The problem with broad questions is that they encourage two sorts of answers;
The "Choose Your Own Universe" strategy is one where users answer the question based on the fictional universes with which they're most familiar, ignoring all others.
While this is kinda fun for those answering, the odds are that by selecting a narrow range of examples, the answer is going to fail to take account of the wider picture.
The next person then comes along and makes the same mistake and you end up with what you've got on that question, a total dog's breakfast of answers referencing Bram Stoker's Dracula, Twilight, Peeps(?), Anita Blake, The Dresden Files and The Vampire Diaries as well as several zombie flicks like Dawn of the Dead.
Spot the edge case
Broad questions practically invite people to dispute the question by posting answers based on an 'edge-cases', usually quoting from an obscure show/book that hardly anyone's heard of.

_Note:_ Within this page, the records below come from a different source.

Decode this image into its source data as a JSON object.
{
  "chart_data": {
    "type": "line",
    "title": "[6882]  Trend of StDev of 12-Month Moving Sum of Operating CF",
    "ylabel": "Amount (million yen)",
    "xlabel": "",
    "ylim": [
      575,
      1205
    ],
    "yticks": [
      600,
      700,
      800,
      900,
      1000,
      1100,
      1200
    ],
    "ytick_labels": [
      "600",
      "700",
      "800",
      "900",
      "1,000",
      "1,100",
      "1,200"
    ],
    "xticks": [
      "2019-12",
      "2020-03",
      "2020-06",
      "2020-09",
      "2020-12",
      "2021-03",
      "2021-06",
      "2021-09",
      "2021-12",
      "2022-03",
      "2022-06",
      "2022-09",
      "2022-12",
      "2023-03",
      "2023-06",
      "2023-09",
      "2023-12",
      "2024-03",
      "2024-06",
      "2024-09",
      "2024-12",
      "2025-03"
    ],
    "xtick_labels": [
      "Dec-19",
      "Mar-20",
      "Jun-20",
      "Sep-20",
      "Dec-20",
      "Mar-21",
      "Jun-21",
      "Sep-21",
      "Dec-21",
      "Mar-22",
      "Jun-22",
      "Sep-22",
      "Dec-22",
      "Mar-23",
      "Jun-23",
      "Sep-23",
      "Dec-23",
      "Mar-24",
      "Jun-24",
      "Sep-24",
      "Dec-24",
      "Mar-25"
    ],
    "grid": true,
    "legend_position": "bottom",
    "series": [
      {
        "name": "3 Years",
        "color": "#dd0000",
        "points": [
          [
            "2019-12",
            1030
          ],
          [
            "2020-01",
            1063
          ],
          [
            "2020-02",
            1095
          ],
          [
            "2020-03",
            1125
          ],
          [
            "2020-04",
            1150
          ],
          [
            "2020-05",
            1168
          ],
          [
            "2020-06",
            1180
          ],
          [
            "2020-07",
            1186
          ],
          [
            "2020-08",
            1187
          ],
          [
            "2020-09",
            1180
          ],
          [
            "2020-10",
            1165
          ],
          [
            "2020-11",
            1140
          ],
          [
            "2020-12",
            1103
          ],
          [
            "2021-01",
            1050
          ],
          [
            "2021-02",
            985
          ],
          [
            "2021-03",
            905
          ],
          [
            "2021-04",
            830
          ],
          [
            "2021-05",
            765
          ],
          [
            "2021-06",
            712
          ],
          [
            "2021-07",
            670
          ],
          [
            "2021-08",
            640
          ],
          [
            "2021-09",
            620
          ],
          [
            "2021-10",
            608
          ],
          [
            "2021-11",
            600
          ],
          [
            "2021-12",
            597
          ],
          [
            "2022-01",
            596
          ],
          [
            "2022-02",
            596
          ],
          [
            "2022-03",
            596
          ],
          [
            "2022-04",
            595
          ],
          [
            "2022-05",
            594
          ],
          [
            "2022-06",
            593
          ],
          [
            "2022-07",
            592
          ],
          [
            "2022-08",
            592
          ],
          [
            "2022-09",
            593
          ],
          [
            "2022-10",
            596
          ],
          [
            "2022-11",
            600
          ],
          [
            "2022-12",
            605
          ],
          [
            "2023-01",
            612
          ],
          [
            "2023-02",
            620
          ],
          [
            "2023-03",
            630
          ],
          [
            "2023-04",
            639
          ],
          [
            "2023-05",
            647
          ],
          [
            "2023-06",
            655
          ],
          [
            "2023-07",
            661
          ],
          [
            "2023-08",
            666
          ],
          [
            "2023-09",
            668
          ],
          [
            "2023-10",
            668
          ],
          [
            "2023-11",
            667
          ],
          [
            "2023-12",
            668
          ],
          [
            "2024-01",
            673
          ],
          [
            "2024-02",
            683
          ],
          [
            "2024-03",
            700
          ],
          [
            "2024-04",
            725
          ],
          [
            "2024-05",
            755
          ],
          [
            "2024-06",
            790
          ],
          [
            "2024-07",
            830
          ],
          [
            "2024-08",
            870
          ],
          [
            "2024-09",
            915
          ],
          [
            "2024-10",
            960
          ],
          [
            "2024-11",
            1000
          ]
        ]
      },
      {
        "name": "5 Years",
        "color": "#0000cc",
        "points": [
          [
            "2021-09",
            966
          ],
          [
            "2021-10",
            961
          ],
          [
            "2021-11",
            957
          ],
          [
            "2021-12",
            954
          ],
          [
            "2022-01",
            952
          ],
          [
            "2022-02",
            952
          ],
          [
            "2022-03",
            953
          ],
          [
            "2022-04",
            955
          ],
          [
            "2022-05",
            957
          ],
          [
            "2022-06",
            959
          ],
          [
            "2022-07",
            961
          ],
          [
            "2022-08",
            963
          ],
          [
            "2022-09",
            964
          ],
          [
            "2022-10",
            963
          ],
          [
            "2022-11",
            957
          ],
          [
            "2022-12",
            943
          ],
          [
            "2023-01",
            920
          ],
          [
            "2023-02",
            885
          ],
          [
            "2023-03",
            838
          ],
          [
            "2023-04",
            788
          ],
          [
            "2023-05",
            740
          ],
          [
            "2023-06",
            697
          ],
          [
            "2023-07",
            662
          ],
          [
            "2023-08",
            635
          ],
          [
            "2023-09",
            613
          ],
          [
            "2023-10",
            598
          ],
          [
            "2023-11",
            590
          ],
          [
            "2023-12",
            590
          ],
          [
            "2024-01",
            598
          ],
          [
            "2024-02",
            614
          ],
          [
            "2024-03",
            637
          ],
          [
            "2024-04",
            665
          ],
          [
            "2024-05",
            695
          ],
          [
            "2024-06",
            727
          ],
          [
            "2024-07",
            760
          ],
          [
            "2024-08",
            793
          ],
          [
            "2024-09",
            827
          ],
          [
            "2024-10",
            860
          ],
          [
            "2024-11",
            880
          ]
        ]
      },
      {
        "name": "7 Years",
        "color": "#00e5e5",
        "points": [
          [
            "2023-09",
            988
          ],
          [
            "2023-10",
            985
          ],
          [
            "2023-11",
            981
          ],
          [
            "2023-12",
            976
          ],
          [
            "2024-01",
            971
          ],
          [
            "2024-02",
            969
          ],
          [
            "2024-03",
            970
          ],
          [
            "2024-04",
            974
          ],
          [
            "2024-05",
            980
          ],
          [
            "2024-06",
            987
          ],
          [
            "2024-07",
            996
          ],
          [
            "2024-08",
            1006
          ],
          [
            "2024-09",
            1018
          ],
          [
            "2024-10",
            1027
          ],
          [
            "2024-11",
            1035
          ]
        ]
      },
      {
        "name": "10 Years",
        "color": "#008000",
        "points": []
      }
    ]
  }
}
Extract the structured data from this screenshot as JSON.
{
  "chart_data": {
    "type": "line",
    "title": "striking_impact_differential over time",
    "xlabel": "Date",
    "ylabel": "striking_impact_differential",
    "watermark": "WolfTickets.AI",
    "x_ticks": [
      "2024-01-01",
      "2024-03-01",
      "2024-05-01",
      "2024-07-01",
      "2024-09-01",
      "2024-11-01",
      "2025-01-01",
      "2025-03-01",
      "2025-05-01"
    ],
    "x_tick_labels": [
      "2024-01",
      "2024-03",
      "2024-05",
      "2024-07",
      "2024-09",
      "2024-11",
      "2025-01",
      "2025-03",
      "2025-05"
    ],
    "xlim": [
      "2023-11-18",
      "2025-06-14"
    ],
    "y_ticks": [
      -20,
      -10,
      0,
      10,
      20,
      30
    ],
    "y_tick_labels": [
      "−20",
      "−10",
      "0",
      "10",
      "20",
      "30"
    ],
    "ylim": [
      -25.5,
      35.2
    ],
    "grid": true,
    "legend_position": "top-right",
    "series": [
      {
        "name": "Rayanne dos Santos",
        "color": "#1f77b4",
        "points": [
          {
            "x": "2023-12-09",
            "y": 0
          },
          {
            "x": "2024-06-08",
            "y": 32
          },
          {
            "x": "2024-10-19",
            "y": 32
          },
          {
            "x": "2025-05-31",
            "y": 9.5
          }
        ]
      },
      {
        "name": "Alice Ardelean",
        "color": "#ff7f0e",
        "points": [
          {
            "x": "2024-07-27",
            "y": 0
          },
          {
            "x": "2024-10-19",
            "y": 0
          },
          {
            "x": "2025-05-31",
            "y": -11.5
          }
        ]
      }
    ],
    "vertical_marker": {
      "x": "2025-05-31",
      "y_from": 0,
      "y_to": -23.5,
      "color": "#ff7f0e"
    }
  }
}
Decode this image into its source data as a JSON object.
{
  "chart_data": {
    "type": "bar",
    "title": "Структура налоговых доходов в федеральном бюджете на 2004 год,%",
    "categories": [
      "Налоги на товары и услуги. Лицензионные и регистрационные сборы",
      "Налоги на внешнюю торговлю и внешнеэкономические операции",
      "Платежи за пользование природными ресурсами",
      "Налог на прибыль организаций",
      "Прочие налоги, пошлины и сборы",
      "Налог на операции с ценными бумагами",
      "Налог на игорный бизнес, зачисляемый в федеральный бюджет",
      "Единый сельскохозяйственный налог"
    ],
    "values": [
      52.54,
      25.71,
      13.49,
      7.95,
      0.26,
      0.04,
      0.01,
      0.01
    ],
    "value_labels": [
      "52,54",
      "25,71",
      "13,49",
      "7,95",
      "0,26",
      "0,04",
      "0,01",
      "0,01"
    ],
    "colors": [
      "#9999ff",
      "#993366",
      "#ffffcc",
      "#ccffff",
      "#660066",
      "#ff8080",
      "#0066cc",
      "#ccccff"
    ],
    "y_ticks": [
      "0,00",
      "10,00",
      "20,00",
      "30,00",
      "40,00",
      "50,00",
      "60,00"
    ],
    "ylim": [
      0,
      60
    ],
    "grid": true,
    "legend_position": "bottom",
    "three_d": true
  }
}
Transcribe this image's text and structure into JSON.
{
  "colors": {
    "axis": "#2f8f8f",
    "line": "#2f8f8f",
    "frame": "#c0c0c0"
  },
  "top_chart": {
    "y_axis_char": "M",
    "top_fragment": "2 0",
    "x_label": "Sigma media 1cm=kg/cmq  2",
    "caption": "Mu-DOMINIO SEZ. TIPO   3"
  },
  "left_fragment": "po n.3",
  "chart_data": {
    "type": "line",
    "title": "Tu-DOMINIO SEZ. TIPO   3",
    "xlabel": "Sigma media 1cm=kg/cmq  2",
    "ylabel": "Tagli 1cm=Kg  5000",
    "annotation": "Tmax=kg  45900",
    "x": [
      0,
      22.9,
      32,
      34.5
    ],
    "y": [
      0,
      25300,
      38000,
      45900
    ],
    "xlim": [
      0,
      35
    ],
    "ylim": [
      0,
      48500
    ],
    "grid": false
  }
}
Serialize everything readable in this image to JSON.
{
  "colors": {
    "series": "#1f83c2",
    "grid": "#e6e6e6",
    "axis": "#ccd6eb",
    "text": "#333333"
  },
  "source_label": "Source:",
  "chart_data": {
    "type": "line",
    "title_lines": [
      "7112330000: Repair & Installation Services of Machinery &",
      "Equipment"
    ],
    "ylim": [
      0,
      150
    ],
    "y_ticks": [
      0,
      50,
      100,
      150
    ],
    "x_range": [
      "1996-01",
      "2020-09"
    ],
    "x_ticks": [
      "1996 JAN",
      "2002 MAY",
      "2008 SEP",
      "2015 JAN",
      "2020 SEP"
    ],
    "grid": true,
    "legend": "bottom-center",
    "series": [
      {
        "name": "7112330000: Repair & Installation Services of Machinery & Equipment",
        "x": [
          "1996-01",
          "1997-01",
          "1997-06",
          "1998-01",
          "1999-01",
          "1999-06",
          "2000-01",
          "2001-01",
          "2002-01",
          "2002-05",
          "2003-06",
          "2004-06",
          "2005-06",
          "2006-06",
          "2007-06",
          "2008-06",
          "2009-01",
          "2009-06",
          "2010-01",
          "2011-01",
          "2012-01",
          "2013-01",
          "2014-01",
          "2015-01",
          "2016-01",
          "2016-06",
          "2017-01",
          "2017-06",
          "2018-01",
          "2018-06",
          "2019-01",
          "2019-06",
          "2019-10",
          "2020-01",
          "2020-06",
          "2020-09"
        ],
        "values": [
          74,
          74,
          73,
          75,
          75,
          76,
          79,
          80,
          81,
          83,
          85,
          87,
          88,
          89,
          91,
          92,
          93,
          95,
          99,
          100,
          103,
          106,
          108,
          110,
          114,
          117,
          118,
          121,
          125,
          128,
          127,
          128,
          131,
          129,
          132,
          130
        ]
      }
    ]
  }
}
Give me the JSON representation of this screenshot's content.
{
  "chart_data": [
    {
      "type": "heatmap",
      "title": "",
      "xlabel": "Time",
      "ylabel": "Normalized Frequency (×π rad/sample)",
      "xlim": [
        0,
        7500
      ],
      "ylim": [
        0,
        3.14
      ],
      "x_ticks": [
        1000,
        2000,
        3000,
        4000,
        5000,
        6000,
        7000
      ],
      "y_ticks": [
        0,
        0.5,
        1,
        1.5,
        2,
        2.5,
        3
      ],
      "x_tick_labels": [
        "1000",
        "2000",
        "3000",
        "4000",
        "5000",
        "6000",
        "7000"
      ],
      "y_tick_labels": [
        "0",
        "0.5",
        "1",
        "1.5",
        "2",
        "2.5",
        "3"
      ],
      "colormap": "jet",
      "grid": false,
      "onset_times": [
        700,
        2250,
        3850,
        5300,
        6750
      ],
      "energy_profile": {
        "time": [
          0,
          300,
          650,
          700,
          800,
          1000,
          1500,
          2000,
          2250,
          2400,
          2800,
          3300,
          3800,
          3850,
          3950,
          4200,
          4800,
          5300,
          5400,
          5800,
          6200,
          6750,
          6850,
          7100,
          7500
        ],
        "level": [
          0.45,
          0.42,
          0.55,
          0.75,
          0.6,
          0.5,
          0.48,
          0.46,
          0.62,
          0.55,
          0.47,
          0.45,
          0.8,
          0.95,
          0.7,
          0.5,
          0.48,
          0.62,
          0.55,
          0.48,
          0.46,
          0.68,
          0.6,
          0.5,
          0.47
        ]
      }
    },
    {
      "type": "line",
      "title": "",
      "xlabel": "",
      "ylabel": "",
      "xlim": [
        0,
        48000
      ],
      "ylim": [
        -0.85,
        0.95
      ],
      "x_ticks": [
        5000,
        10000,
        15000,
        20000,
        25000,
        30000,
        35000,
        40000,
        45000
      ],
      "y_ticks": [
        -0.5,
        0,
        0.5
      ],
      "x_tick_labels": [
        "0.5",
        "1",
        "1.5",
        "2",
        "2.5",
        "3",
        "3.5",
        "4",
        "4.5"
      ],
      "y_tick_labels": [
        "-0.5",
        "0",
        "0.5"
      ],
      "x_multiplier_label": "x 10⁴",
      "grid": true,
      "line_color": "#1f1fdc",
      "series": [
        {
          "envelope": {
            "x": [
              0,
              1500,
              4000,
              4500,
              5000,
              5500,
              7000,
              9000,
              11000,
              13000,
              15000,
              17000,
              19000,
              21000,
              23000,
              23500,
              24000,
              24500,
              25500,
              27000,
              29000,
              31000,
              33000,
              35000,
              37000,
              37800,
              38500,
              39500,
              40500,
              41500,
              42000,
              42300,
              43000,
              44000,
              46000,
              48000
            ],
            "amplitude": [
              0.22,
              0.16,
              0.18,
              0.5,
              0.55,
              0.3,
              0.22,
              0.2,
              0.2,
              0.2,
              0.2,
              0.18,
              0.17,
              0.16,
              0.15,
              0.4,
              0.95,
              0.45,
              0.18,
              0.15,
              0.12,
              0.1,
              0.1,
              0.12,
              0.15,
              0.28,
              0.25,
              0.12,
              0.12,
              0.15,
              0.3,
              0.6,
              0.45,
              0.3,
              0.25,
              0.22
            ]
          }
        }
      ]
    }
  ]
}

These answers aren't actually answering the question in any meaningful sense, they're simply poking holes in it, which is possible because the OP has opened the question up to every vampire book/film/play/TV show ever written.
As regards the question in question, your answer may well be the best of a bad lot, but it's not actually an answer to the question asked. You've written a really good answer to the question "Why are vampires not portrayed as rotten in Bram Stoker's Dracula". which, ironically would be very much on-topic and a much more interesting question to boot.